This document answers common questions developers might have about the flakestorm codebase. It's designed to help project maintainers explain design decisions and help contributors understand the codebase.


Table of Contents

  1. Architecture Questions
  2. Configuration System
  3. Mutation Engine
  4. Assertion System
  5. Performance & Rust
  6. Agent Adapters
  7. Testing & Quality
  8. Extending flakestorm
  9. Common Issues

Architecture Questions

Q: Why is the codebase split into core, mutations, assertions, and reports?

A: This follows the Single Responsibility Principle (SRP) and makes the codebase maintainable:

Module Responsibility
core/ Orchestration, configuration, agent communication
mutations/ Adversarial input generation
assertions/ Response validation
reports/ Output formatting

This separation means:

  • Changes to mutation logic don't affect assertions
  • New report formats can be added without touching core logic
  • Each module can be tested independently

Q: Why use async/await throughout the codebase?
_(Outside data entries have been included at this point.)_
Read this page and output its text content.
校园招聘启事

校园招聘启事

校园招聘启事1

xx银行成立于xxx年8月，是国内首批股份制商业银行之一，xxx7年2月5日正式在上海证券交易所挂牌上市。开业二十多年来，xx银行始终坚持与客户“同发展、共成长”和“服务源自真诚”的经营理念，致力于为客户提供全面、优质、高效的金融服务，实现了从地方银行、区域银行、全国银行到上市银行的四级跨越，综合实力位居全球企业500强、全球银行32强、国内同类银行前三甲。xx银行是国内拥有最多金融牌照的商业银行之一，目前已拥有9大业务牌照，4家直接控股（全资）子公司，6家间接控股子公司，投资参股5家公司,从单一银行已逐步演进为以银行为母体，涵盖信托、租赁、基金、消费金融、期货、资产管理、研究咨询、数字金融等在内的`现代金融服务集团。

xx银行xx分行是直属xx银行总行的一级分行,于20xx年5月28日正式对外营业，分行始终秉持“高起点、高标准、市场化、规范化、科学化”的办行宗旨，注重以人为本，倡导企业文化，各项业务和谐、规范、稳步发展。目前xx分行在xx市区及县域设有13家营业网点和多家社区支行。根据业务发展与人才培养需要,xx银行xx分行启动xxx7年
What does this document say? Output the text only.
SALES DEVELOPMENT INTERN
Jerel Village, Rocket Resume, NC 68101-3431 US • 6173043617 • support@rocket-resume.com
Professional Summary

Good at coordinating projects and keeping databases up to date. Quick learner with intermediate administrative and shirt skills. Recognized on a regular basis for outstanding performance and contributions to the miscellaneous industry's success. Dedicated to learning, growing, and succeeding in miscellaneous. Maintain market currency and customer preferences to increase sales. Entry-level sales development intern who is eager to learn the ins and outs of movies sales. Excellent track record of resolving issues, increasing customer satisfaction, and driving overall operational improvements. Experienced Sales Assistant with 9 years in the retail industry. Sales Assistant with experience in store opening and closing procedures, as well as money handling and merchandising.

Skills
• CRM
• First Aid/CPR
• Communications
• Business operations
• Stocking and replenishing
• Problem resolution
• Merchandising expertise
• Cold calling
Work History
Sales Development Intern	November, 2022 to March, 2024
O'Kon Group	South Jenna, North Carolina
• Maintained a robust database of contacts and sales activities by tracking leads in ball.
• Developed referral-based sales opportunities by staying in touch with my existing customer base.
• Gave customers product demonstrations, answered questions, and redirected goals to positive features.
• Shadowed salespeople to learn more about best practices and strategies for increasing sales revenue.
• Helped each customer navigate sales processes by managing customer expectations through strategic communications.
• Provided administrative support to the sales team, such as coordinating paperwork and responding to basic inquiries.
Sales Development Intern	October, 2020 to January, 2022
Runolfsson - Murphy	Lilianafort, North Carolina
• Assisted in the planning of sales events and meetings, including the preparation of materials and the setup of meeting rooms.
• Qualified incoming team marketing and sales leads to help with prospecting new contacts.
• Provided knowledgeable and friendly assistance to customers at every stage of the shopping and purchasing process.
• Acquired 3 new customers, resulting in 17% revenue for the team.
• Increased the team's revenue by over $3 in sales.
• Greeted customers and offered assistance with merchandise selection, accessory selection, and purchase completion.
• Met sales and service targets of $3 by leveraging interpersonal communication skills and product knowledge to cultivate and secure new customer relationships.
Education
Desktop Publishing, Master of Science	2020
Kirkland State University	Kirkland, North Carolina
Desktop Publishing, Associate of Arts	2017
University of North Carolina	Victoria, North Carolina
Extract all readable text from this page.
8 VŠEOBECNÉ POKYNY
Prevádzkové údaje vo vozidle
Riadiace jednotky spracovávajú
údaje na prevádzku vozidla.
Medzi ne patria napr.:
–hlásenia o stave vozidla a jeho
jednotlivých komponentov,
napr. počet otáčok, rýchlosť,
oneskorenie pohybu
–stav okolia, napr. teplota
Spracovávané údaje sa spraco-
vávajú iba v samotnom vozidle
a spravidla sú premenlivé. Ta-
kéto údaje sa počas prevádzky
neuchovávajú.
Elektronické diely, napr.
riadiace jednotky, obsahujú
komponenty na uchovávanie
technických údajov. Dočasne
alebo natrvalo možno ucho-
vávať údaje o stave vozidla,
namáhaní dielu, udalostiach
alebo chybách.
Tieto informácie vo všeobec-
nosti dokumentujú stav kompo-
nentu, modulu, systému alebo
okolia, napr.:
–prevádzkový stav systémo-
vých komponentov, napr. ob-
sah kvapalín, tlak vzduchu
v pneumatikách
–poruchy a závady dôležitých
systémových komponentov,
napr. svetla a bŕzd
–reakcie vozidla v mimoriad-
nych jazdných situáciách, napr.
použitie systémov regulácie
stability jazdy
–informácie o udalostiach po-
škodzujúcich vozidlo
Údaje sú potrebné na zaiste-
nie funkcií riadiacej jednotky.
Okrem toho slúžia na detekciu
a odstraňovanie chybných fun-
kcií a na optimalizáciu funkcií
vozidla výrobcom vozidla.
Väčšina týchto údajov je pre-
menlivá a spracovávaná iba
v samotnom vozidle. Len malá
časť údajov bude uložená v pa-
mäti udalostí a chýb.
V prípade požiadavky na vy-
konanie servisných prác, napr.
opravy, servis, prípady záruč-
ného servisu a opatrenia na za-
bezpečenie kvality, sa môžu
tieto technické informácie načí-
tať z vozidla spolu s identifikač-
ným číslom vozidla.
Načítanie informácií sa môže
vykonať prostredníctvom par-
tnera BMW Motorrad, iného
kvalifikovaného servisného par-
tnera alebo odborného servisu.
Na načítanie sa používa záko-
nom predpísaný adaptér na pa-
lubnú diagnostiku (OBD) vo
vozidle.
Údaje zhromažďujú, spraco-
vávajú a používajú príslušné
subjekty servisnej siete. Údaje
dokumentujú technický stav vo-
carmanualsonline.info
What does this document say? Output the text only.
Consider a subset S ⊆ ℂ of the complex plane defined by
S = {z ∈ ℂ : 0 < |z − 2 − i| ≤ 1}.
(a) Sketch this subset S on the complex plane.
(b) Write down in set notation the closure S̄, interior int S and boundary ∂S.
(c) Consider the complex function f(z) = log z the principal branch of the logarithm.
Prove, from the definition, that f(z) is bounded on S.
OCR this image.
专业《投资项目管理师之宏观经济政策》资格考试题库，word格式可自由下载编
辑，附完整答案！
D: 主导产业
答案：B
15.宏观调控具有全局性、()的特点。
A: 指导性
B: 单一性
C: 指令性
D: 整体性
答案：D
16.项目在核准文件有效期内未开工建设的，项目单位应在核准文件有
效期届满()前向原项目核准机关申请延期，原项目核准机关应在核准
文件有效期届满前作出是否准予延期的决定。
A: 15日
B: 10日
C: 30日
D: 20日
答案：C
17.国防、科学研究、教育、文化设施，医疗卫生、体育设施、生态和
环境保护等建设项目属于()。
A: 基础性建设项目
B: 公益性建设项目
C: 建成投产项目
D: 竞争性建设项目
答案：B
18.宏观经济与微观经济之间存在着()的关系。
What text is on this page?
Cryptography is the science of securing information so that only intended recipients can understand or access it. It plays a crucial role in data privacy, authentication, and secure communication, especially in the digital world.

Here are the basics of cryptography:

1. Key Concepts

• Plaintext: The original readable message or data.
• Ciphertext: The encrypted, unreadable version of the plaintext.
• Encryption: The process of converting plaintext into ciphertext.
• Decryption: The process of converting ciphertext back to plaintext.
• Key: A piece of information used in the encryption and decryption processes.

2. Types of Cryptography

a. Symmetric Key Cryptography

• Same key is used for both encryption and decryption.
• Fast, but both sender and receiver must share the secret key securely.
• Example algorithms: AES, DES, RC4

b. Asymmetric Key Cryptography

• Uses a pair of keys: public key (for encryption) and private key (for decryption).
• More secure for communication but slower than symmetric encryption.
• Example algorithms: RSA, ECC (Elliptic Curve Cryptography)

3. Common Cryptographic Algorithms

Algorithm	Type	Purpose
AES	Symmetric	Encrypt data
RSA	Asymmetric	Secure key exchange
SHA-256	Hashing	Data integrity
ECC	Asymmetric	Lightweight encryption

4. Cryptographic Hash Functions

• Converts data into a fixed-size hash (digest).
A: Agent testing is I/O-bound, not CPU-bound. The bottleneck is waiting for:

  1. LLM responses (mutation generation)
  2. Agent responses (test execution)

Async allows running many operations concurrently:

# Without async: 100 tests × 500ms = 50 seconds
# With async (10 concurrent): 100 tests / 10 × 500ms = 5 seconds

The semaphore in orchestrator.py controls concurrency:

semaphore = asyncio.Semaphore(self.config.advanced.concurrency)

async def _run_single_mutation(self, mutation):
    async with semaphore:  # Limits concurrent executions
        return await self.agent.invoke(mutation.mutated)

Q: Why is there both an orchestrator.py and a runner.py?

A: They serve different purposes:

  • runner.py: High-level API for users - simple FlakeStormRunner.run() interface
  • orchestrator.py: Internal coordination logic - handles the complex flow

This separation allows:

  • runner.py to provide a clean facade
  • orchestrator.py to be refactored without breaking the public API
  • Different entry points (CLI, programmatic) to use the same core logic

Configuration System

Q: Why Pydantic instead of dataclasses or attrs?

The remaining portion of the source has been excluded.